Jumping straight into Grand Prix mode, the standard form of play in Mario Kart, there are a few difficulties you can choose from which affect how fast you and the other racers are. While I found 50cc and 100cc to be moderately relaxed, my skills were put to the test once I attempted the higher modes. Countless times, I would be dominating a race only to be pulled back into fifth place due to some unfortunate enemy shells. It can induce rage, but the challenge offered by higher difficulties is welcome.
During play, the game can deliver a perfectly smooth experience. There were no frame drops or noticeable graphics changes during my dock/undock test, and Nintendo have also given you greater freedom to choose how you control the kart. You can toggle between using the thumbstick or the motion controls to steer, and there’s an auto-accelerate option for those that don’t want to hold down their thumb on the A button for 99% of the race. There’s also a weird ‘smart-steering’ option, which prevents you from falling off cliffs or hitting walls. For me, this was uncomfortable. It made the controls too automated, as if there was less room for error. I believe turning off safe-steering is probably the more enjoyable option, though children or disabled gamers may find a lot of value in this mode. The Switch’s HD Rumble is also used to its advantage. When your kart goes underwater, or soars through the air, you can feel the motion in your hands. For what it’s worth, Mario Kart 8 Deluxe has adapted well to the playstyle of the console, with players also able to use one Joy-Con each for play, meaning two sets of controllers can accommodate four players in local multiplayer.

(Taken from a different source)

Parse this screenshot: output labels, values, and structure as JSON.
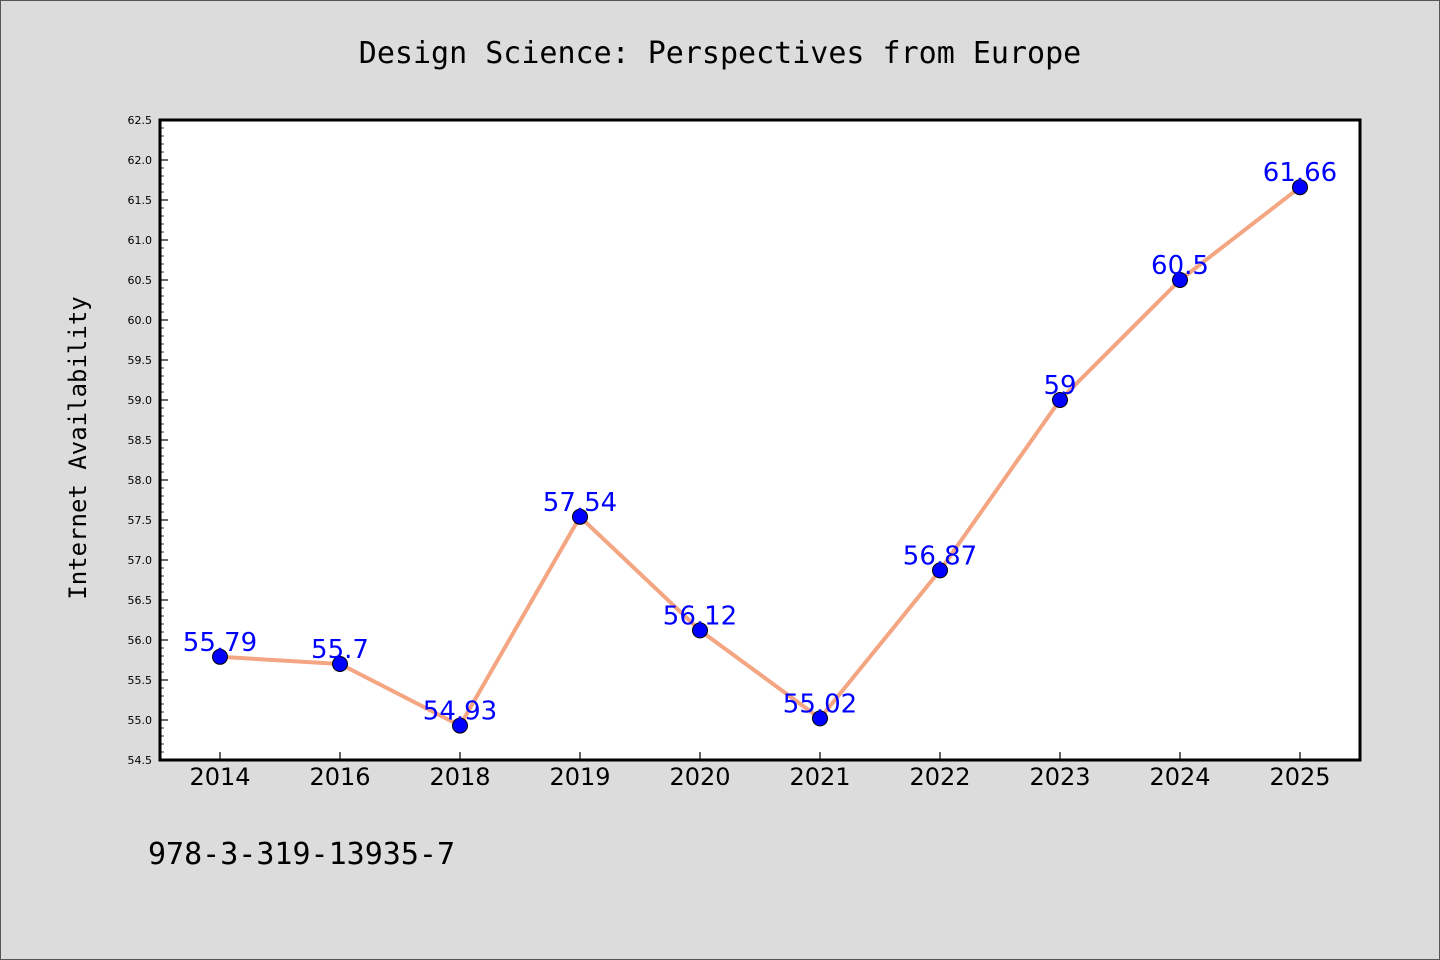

In Mario Kart 8’s original release, many complained at Nintendo’s lazy application of Battle Mode, a mode where players compete for points in an arena. Battle Mode on the Wii U took place on the standard tracks and would lead to matches being drawn-out and boring. For a mode that has been part of the series’ legacy since the beginning, it was more of an afterthought rather than something Nintendo truly wanted fans to appreciate. For Deluxe, Battle Mode returns in its best form. The arenas are back, old and new, along with classic games such as Bob-omb Blast, Balloon Battle, and Coin Runners. There’s a new one, Renegade Roundup, a ‘cops and robbers’ game where one team has to catch the other and send them to jail before the time depletes. It’s manic, fast-paced and boundless.
For players that have migrated from Wii U to Switch, you may be tempted to leave the single-player alone and jump straight into online. Here you are provided with many options. Public races are fun but challenging due to the amount of pros inhabiting the servers. Nonetheless, it felt like a completely new game when you replace the AI with real people. Strategies and kart loadouts need to be tweaked. Gathering friends for private play is also worth it, as you have more choice over the tracks and you can taunt them on social media afterwards. On the downside, it seems Nintendo have not fully optimised its online service yet. There can be slowdowns, lag, dropped connections; it’s an experience hard to justify paying for, though I’m optimistic this will be worked out before the paid service arrives later in the year.
While many of the games released for Switch have been ports of older games, I am confident in assuring that Mario Kart 8 Deluxe feels like a brand new title. There’s enough new content and gameplay tweaks for Wii U owners to get a good bang for their buck. Both long-time fans and newcomers to the series will appreciate how Nintendo has crafted this game with them in mind, and I’m pleased they decided to release this during the launch of one of its best consoles in over a decade.
Mario Kart 8 Deluxe (Reviewed on Nintendo Switch)
Excellent. Look out for this one.
For a port of an older Wii U title, Mario Kart 8 Deluxe feels like a brand new game that everyone can enjoy. Whether this is your first Mario Kart or your eighth, there's enough here to satisfy your thirst for racing.